Gruhne, Bettina, Sompallae, Ramakrishna, Marescotti, Diego, Kamranvar, Siamak Akbari, Gastaldello, Stefano, Masucci, Maria G.
Proceedings of the National Academy of Sciences of the United States of America 2009 v.106 no.7 pp. 2313-2318
DNA damage, Human herpesvirus 4, NAD(P)H oxidase (H2O2-forming), NADP (coenzyme), RNA interference, antigens, antioxidants, carcinogenesis, chemical inhibitors, chromosome aberrations, enzyme inactivation, leukocytes, protein subunits, reactive oxygen species, transcription (genetics)

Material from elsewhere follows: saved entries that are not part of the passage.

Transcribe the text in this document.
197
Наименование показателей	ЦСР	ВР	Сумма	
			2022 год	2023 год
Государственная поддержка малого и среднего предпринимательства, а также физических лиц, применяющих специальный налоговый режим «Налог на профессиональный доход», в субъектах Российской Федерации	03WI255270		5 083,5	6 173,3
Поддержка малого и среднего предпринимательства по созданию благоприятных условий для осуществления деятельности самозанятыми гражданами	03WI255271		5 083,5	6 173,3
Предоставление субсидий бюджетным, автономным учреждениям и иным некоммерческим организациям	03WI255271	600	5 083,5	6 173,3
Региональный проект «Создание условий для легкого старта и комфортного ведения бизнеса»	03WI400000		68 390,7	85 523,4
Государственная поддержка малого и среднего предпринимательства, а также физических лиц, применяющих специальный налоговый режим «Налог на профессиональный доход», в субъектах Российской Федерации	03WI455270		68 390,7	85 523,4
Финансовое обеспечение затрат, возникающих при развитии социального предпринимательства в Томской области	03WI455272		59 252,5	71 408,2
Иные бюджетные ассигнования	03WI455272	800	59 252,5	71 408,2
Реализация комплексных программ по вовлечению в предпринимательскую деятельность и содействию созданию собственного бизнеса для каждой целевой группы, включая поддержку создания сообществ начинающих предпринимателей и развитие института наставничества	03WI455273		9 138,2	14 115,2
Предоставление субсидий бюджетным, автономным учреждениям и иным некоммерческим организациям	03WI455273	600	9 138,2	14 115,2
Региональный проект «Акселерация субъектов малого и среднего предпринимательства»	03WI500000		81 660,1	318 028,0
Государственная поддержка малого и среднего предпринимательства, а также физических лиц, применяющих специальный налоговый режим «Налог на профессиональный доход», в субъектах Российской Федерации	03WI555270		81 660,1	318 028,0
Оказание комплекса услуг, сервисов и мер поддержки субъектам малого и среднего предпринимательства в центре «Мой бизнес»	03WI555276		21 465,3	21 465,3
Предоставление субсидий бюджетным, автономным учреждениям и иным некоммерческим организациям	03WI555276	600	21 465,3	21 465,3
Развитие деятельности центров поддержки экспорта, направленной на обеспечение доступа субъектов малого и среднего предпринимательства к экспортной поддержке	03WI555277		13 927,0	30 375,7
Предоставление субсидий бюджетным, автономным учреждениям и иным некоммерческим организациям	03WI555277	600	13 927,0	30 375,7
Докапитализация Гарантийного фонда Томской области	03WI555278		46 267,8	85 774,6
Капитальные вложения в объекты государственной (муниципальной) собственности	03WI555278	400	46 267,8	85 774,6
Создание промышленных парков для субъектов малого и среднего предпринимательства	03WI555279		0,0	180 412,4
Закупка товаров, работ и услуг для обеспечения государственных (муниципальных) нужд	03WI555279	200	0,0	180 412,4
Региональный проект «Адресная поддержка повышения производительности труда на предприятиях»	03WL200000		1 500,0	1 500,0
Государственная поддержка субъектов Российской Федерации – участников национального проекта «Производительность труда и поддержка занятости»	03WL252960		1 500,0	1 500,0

The Epstein-Barr virus (EBV) nuclear antigen (EBNA)-1 is the only viral protein expressed in all EBV-carrying malignancies, but its contribution to oncogenesis has remained enigmatic. We show that EBNA-1 induces chromosomal aberrations, DNA double-strand breaks, and engagement of the DNA damage response (DDR). These signs of genomic instability are associated with the production of reactive oxygen species (ROS) and are reversed by antioxidants. The catalytic subunit of the leukocyte NADPH oxidase, NOX2/gp91phox, is transcriptionally activated in EBNA-1-expressing cells, whereas inactivation of the enzyme by chemical inhibitors or RNAi halts ROS production and DDR. These findings highlight a novel function of EBNA-1 and a possible mechanism by which expression of this viral protein could contribute to malignant transformation and tumor progression.